You faux-pas’ed, its 30PB not TB, but still small yes, all fault to STORJ, will agree, BUT i guess they did their best for given circumstances!
Means couldn’t do better because the market conditions (look at pornhub storage and traffic costs, it was MARGINAL in 2022, like 6% cost of the whole operation, no wonder companys did not search for better solutions here, because they were not forced to, but that hopefully is about to change soon, and the need for decentralization will come to play a bigger role finnaly as well, additionally to cost…

@pangolin
let me be clear, amazons and azures are multiservice molochs, they keep customers by the balls, thanks to variety of service, storj is just storage, it needs to wait for whole ecosystem of partners to develop, as a complementary substitute of those Big data companys, storj relies on computing partners, and they on Storj, its complementary cooperation in symbiosis of web3 revolution that will take down the current giants, but thats a wave and it comes slowly.

Oh yes, my mistake.

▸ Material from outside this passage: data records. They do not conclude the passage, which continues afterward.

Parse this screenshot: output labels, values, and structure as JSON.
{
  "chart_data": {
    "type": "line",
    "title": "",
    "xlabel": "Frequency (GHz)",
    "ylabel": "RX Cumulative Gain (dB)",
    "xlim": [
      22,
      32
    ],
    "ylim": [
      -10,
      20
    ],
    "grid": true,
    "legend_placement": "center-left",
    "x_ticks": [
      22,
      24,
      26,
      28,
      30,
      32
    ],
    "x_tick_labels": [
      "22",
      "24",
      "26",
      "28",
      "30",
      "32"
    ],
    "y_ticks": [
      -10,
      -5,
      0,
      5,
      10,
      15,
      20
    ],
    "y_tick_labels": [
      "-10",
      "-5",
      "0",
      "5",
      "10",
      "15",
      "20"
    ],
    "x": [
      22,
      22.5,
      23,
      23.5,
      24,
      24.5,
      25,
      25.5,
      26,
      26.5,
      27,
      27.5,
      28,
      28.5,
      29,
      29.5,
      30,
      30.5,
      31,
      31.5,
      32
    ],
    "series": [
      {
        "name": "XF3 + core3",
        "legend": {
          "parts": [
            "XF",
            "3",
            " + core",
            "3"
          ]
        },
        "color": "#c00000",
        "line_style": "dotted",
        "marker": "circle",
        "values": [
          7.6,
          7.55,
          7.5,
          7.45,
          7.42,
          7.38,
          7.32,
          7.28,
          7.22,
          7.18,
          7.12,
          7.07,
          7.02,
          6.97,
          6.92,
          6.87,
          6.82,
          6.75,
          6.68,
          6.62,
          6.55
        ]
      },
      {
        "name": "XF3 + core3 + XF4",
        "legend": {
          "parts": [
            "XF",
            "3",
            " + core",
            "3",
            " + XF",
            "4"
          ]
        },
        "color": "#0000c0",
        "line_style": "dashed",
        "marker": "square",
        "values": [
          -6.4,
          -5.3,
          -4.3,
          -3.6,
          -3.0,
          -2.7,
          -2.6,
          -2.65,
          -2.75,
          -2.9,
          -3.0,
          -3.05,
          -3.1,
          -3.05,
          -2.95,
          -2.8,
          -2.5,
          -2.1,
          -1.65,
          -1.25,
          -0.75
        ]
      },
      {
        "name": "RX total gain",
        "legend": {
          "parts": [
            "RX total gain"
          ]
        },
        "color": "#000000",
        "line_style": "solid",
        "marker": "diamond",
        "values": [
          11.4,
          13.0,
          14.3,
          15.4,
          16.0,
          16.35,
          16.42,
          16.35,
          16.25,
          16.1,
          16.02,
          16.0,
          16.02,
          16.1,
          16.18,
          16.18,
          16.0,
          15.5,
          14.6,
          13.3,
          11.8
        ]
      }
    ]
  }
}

I changed it but what I wanted to say was based on PB of course.

Yes…
But not exact.
The thinks a differentiate here - do not rely to a “common results”

It’s not a prediction of failure. It is an assessment of the present state. Mantra of free unused resources remains a mantra.
I hope it will be fixed by the time I will need the currently allocated resources and to scale down storj.

i have 88 tb and received last month 136 usd.